Angst vor Jobverlust, sauer auf Ausländer

Studie: Deutsche werden gegenüber Ausländern intoleranter. Und sorgen sich mehr um die eigene Existenz

BERLIN dpa/taz ■ Im Bundestag wurde gestern erneut über den Fall Hohmann diskutiert – und fast zeitgleich stellte Bundestagspräsident Wolfgang Thierse Ergebnisse der Langzeitstudie „Deutsche Zustände“ vor. Ein solcher deutscher Zustand ist: Kleiner denn je ist das kollektive Schuldbewusstsein für die deutsche Vergangenheit.

69 Prozent der Deutschen ärgern sich darüber, dass ihnen heute noch die Verbrechen der Nazis vorgehalten werden. „Das sind nicht alles Antisemiten“, sagte Wolfgang Thierse, denn der Befund zeige, dass ein Großteil dieser 69 Prozent aus der politischen Mitte kämen und auch Linke darunter sind.

Dennoch: Der Bundestagspräsident ist besorgt. Die Studie, die vor einem Jahr erstmals erschien, zeigt, dass Fremdenfeindlichkeit und Antisemitismus in den vergangenen zwölf Monaten zugenommen haben. Durch Reformdebatten und Zukunftsverunsicherung würde „die Sehnsucht nach einfachen Antworten dramatisch forciert“. So sind 59,1 Prozent der Befragten der Meinung, in Deutschland gebe es zu viele Ausländer – fast 4 Prozentpunkte mehr als im Vorjahr. Und 36 Prozent der Befragten finden es „ekelhaft“, wenn sich Homosexuelle in der Öffentlichkeit küssen. 29,2 Prozent – fast 8 Prozentpunkte mehr – fühlen sich in der Gegenwart von Behinderten manchmal unwohl. Gleichzeitig stieg der Anteil jener, die Angst vor Arbeitslosigkeit haben, von rund 20 auf rund 25 Prozent.

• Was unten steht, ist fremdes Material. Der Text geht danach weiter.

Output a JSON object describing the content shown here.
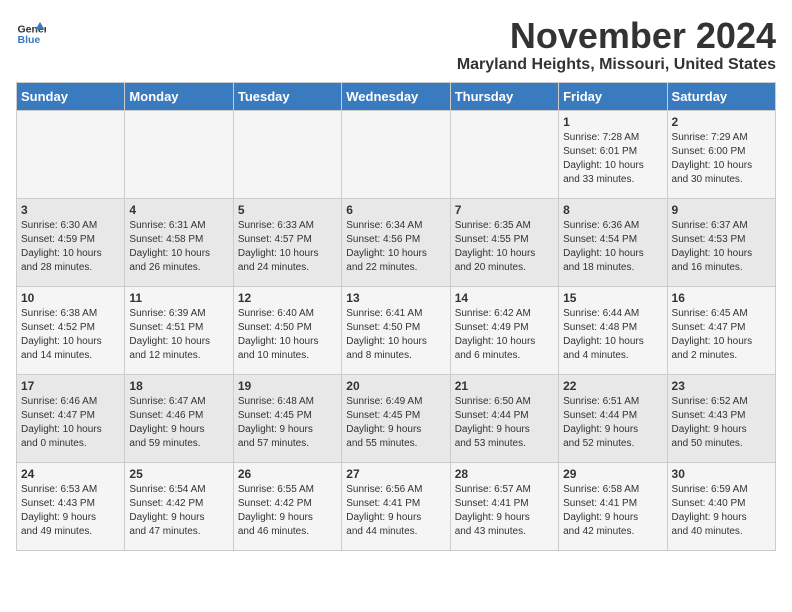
{
  "logo": {
    "general": "General",
    "blue": "Blue"
  },
  "header": {
    "month": "November 2024",
    "location": "Maryland Heights, Missouri, United States"
  },
  "weekdays": [
    "Sunday",
    "Monday",
    "Tuesday",
    "Wednesday",
    "Thursday",
    "Friday",
    "Saturday"
  ],
  "weeks": [
    [
      {
        "day": "",
        "info": ""
      },
      {
        "day": "",
        "info": ""
      },
      {
        "day": "",
        "info": ""
      },
      {
        "day": "",
        "info": ""
      },
      {
        "day": "",
        "info": ""
      },
      {
        "day": "1",
        "info": "Sunrise: 7:28 AM\nSunset: 6:01 PM\nDaylight: 10 hours\nand 33 minutes."
      },
      {
        "day": "2",
        "info": "Sunrise: 7:29 AM\nSunset: 6:00 PM\nDaylight: 10 hours\nand 30 minutes."
      }
    ],
    [
      {
        "day": "3",
        "info": "Sunrise: 6:30 AM\nSunset: 4:59 PM\nDaylight: 10 hours\nand 28 minutes."
      },
      {
        "day": "4",
        "info": "Sunrise: 6:31 AM\nSunset: 4:58 PM\nDaylight: 10 hours\nand 26 minutes."
      },
      {
        "day": "5",
        "info": "Sunrise: 6:33 AM\nSunset: 4:57 PM\nDaylight: 10 hours\nand 24 minutes."
      },
      {
        "day": "6",
        "info": "Sunrise: 6:34 AM\nSunset: 4:56 PM\nDaylight: 10 hours\nand 22 minutes."
      },
      {
        "day": "7",
        "info": "Sunrise: 6:35 AM\nSunset: 4:55 PM\nDaylight: 10 hours\nand 20 minutes."
      },
      {
        "day": "8",
        "info": "Sunrise: 6:36 AM\nSunset: 4:54 PM\nDaylight: 10 hours\nand 18 minutes."
      },
      {
        "day": "9",
        "info": "Sunrise: 6:37 AM\nSunset: 4:53 PM\nDaylight: 10 hours\nand 16 minutes."
      }
    ],
    [
      {
        "day": "10",
        "info": "Sunrise: 6:38 AM\nSunset: 4:52 PM\nDaylight: 10 hours\nand 14 minutes."
      },
      {
        "day": "11",
        "info": "Sunrise: 6:39 AM\nSunset: 4:51 PM\nDaylight: 10 hours\nand 12 minutes."
      },
      {
        "day": "12",
        "info": "Sunrise: 6:40 AM\nSunset: 4:50 PM\nDaylight: 10 hours\nand 10 minutes."
      },
      {
        "day": "13",
        "info": "Sunrise: 6:41 AM\nSunset: 4:50 PM\nDaylight: 10 hours\nand 8 minutes."
      },
      {
        "day": "14",
        "info": "Sunrise: 6:42 AM\nSunset: 4:49 PM\nDaylight: 10 hours\nand 6 minutes."
      },
      {
        "day": "15",
        "info": "Sunrise: 6:44 AM\nSunset: 4:48 PM\nDaylight: 10 hours\nand 4 minutes."
      },
      {
        "day": "16",
        "info": "Sunrise: 6:45 AM\nSunset: 4:47 PM\nDaylight: 10 hours\nand 2 minutes."
      }
    ],
    [
      {
        "day": "17",
        "info": "Sunrise: 6:46 AM\nSunset: 4:47 PM\nDaylight: 10 hours\nand 0 minutes."
      },
      {
        "day": "18",
        "info": "Sunrise: 6:47 AM\nSunset: 4:46 PM\nDaylight: 9 hours\nand 59 minutes."
      },
      {
        "day": "19",
        "info": "Sunrise: 6:48 AM\nSunset: 4:45 PM\nDaylight: 9 hours\nand 57 minutes."
      },
      {
        "day": "20",
        "info": "Sunrise: 6:49 AM\nSunset: 4:45 PM\nDaylight: 9 hours\nand 55 minutes."
      },
      {
        "day": "21",
        "info": "Sunrise: 6:50 AM\nSunset: 4:44 PM\nDaylight: 9 hours\nand 53 minutes."
      },
      {
        "day": "22",
        "info": "Sunrise: 6:51 AM\nSunset: 4:44 PM\nDaylight: 9 hours\nand 52 minutes."
      },
      {
        "day": "23",
        "info": "Sunrise: 6:52 AM\nSunset: 4:43 PM\nDaylight: 9 hours\nand 50 minutes."
      }
    ],
    [
      {
        "day": "24",
        "info": "Sunrise: 6:53 AM\nSunset: 4:43 PM\nDaylight: 9 hours\nand 49 minutes."
      },
      {
        "day": "25",
        "info": "Sunrise: 6:54 AM\nSunset: 4:42 PM\nDaylight: 9 hours\nand 47 minutes."
      },
      {
        "day": "26",
        "info": "Sunrise: 6:55 AM\nSunset: 4:42 PM\nDaylight: 9 hours\nand 46 minutes."
      },
      {
        "day": "27",
        "info": "Sunrise: 6:56 AM\nSunset: 4:41 PM\nDaylight: 9 hours\nand 44 minutes."
      },
      {
        "day": "28",
        "info": "Sunrise: 6:57 AM\nSunset: 4:41 PM\nDaylight: 9 hours\nand 43 minutes."
      },
      {
        "day": "29",
        "info": "Sunrise: 6:58 AM\nSunset: 4:41 PM\nDaylight: 9 hours\nand 42 minutes."
      },
      {
        "day": "30",
        "info": "Sunrise: 6:59 AM\nSunset: 4:40 PM\nDaylight: 9 hours\nand 40 minutes."
      }
    ]
  ]
}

Besteht nun Gefahr für die Demokratie? Zumindest, so Wolfgang Thierse, bestehe ein „tiefgehendes Misstrauen gegenüber der Mühseligkeit demokratischer Abläufe“ – dies sei eine Gefährdung, aber auch eine „Phase der Bewährung“ für die Demokratie. Der Autor der Studie, Wilhelm Heitmeyer vom Bielefelder Institut für interdisziplinäre Konflikt- und Gewaltforschung, hält die Zunahme von Intoleranz für besonders dramatisch, wenn sie schleichend vor sich geht. Weil sich die Haltungen dann verfestigen: „Verschobene Normalitäten sind gefährlich“, so der Professor.

Auch im Bundestag wurde gestern über antisemitische Tendenzen in Deutschland debattiert. Ausgelöst wurde die Debatte durch die Rede des – nunmehr fraktionslosen – ehemaligen CDU-Abgeordneten Martin Hohmannn, in der er antijüdische Ressentiments bediente und von den Juden als „Tätervolk“ sprach.

Verabschiedet wurde gestern eine gemeinsame Resolution aller vier Fraktionen, mit der das Parlament jede Form von Judenfeindlichkeit verurteilte.

„Antisemitisches Denken, Reden und Handeln haben keinen Platz in Deutschland“, heißt es in dem Beschluss. Mit Unterstützung des Parlaments soll im nächsten Jahr eine Europa-Konferenz gegen Antisemitismus in Berlin beschlossen werden.